Haley in her Feb. 27 veto message said the bill, sponsored by fellow Republican Dwight Loftis of Greenville County, was unconstitutional because it violated the home-rule provisions of the S.C. Constitution, which “prohibit the enactment of state laws affecting one county.”

Haley used that same reasoning in June in vetoing another bill (H. 3790), sponsored by Rep. Bakari Sellers, D-Bamberg, which created the Bamberg County Water and Sewer Authority,

“For too long, the General Assembly has involved itself in entirely local issues like providing water and sewer services to county and municipal residents, which violate Home Rule,” Haley wrote in her June 27 veto message.

But a review by The Nerve of legislation that passed this year found that Haley signed at least a dozen bills dealing with issues affecting only one county or several counties.

The local bills include:

  • S. 1298, sponsored by Sen. Yancey McGill, D-Williamsburg, which changed Florence School District 3’s budgeting process;
  • S. 1492, sponsored by Sen. Kevin Bryant, R-Anderson, which gives parents in Anderson County the option of sending their children to a school district located on either side of their property where their home is located if a district boundary line bisects their property;
  • H. 3947, sponsored by Democratic Reps. Todd Rutherford and Jimmy Bales of Richland County, which ended the governor’s appointment authority over part of the Richland-Lexington Airport Commission and transferred that authority to the Richland and Lexington County legislative delegations, and Columbia City Council;
  • H. 4434, sponsored by Rep. Brian White, R-Anderson and the House Ways and Means Committee chairman, which changed the name of the Pendleton District Agricultural Museum to the “Bart Garrison Agricultural Museum of South Carolina”; and
  • H. 4983, sponsored by Rep. Tommy Pope, R-York, which changed the boundaries of certain bird sanctuaries in York County for hunting purposes.

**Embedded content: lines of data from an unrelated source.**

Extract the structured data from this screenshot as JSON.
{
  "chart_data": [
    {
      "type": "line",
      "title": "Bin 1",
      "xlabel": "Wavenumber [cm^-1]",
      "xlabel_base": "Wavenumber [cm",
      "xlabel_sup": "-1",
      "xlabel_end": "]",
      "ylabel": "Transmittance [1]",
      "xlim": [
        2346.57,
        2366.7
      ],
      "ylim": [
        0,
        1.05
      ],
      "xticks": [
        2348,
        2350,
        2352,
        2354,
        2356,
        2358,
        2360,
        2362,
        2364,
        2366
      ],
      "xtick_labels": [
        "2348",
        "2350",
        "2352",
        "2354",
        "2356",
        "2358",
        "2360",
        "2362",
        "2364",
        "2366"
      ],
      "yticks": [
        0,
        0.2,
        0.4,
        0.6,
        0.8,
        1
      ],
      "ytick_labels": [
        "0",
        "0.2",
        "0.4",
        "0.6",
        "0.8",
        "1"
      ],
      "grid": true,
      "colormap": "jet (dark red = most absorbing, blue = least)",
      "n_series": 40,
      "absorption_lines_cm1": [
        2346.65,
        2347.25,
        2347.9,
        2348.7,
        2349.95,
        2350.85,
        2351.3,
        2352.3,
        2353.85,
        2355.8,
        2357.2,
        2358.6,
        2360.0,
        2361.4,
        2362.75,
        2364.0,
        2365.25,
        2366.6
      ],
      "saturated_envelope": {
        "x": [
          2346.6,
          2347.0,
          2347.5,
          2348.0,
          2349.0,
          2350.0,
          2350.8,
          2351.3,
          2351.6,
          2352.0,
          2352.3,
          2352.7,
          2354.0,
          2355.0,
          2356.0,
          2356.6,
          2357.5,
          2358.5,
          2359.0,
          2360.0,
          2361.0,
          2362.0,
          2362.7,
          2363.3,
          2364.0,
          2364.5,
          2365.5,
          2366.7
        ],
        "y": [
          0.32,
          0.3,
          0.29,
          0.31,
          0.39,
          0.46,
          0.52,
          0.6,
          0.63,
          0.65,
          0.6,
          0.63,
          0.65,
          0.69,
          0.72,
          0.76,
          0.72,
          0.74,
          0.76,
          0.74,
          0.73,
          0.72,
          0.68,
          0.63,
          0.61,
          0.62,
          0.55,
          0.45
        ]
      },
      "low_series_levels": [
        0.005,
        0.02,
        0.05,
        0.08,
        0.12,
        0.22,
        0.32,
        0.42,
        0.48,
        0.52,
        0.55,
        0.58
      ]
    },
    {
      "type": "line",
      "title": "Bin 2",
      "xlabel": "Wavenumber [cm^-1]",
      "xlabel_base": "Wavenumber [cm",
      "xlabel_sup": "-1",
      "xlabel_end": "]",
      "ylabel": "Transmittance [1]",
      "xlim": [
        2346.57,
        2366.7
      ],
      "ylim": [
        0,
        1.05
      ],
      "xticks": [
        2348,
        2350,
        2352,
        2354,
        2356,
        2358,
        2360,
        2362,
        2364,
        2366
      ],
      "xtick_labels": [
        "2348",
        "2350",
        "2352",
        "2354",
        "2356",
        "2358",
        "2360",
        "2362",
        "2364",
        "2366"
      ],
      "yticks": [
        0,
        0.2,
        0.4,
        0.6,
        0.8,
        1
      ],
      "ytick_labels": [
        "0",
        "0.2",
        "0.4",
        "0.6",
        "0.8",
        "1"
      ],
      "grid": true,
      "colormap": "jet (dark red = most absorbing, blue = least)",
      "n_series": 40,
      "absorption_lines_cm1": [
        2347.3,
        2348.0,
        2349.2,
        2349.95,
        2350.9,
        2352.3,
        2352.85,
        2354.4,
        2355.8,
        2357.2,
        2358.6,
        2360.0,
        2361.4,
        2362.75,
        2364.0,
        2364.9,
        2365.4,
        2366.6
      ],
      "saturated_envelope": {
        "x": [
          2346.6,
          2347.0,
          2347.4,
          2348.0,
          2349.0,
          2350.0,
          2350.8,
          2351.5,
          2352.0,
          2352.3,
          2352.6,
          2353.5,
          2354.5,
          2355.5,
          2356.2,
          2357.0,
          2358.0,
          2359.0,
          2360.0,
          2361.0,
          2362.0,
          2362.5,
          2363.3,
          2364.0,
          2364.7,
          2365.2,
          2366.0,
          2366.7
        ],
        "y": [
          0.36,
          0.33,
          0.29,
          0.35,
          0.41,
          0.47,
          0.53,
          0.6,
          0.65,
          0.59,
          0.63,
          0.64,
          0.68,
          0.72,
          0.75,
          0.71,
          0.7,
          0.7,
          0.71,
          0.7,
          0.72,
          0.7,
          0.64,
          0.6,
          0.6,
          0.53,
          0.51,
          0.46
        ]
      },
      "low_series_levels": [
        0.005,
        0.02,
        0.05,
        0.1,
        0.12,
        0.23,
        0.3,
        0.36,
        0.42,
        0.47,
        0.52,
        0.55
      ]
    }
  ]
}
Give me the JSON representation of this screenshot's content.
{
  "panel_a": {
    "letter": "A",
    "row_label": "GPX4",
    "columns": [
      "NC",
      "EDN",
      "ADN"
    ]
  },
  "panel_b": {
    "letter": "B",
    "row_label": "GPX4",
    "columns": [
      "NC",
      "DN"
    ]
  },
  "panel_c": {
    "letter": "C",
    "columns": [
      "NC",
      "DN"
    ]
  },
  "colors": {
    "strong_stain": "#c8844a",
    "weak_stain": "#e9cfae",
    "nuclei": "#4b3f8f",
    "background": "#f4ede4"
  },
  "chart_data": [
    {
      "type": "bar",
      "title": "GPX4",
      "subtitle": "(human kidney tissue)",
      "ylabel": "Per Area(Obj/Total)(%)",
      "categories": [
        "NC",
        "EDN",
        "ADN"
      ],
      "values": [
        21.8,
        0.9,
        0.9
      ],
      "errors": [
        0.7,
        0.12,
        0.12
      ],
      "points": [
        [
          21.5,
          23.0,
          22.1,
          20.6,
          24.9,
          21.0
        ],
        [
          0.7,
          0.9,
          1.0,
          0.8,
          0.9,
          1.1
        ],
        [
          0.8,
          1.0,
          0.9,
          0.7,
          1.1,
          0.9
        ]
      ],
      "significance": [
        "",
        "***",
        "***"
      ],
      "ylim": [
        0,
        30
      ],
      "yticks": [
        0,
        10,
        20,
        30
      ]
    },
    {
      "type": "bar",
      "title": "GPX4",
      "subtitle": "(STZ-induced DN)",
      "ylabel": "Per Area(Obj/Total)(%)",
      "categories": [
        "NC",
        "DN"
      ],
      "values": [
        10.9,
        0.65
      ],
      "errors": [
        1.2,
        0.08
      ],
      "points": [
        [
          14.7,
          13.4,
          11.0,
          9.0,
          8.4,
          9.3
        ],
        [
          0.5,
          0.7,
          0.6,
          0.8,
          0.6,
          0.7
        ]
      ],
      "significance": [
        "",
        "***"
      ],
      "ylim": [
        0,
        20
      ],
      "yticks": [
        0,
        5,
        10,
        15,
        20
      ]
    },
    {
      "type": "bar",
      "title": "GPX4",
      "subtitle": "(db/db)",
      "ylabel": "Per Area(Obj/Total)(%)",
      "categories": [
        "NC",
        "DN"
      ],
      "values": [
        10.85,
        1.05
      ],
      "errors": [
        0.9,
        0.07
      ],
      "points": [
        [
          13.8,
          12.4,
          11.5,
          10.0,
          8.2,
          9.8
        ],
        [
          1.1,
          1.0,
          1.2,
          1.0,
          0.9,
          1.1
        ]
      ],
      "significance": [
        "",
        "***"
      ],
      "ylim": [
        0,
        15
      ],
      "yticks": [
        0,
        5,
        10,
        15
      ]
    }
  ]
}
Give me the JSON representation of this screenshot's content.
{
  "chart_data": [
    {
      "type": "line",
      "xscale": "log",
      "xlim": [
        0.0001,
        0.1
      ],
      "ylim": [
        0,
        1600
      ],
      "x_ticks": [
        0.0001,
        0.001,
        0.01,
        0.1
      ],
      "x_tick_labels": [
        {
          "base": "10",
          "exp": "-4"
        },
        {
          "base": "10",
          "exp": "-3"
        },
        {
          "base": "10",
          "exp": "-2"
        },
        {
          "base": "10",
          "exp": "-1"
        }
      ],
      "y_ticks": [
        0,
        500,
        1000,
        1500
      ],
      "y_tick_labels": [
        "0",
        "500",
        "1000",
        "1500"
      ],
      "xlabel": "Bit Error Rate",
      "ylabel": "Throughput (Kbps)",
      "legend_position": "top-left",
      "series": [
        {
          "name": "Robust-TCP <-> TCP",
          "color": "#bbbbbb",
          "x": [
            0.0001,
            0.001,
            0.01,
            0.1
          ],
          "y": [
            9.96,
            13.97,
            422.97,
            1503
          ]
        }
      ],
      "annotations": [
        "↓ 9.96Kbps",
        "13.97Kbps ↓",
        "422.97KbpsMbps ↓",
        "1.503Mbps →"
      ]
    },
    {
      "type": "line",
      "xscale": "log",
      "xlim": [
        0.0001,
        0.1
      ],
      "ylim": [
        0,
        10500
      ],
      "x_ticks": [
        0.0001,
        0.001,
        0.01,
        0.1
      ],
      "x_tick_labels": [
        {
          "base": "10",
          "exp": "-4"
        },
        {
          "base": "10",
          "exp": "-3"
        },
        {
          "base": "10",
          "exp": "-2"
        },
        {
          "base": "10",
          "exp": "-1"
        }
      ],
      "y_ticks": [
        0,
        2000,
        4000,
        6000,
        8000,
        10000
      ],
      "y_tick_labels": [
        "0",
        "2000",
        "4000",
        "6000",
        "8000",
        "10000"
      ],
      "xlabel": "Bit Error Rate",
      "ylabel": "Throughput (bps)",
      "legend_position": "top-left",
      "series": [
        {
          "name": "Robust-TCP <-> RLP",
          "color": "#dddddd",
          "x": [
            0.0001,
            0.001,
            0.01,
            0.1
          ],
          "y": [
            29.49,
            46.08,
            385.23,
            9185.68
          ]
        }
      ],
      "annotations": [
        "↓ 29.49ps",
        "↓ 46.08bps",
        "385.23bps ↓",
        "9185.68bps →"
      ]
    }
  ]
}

The Nerve’s analysis did not include local bills that dealt with reapportionment, or the redrawing of county or other local voting precincts because of population changes reflected in the 2010 U.S. Census.

The Nerve on Thursday sent a written message to Haley spokesman Rob Godfrey seeking an explanation of why the governor signed some local bills but not others. As has been the practice of the Governor’s Office when dealing with The Nerve, no response was given.

Haley’s veto of the H. 4723 dealing with the Berea Water and Sewer District was overridden by the House but sustained in the Senate. Both chambers overrode her veto of H. 3790 creating the Bamberg County Water and Sewer District.

Contacted Thursday, Sellers, the author of H. 3790, criticized Haley’s veto.

“My piece of local legislation helped create infrastructure,” he said, “so we can get more jobs that will bring us out of the double-digit unemployment (in Bamberg County).”

Sellers, an attorney, disagreed with Haley’s contention that his bill violated the state constitution.

Initially, the bill passed the House on a voice vote and made it through the Senate on the critical second reading with only one recorded vote, legislative records show. Historically, the General Assembly has let county legislative delegations pass local bills without interference.

Haley in her June 27 veto message said she believed that “members who fail to vote are supporting the violation of our constitution that we have sworn to uphold.”

But Sellers told The Nerve that any lawmaker was allowed to vote on his bill at any time, adding, “It’s not as if the voting process is cut off in the General Assembly.”

The S.C. Constitution under Article III prohibits local bills that would:

  • Change the names of persons or places;
  • Incorporate cities, towns or villages;
  • Incorporate educational, religious, charitable, social, manufacturing or banking institutions not under the control of the state;
  • Incorporate school districts;
  • Authorize the adoption of children;
  • Provide for the protection of game; and
  • Summon and empanel grand or petit juries.

“In all other cases,” according to the constitution, “where a general law can be made applicable, no special law shall be enacted,” except for wages paid to county officers.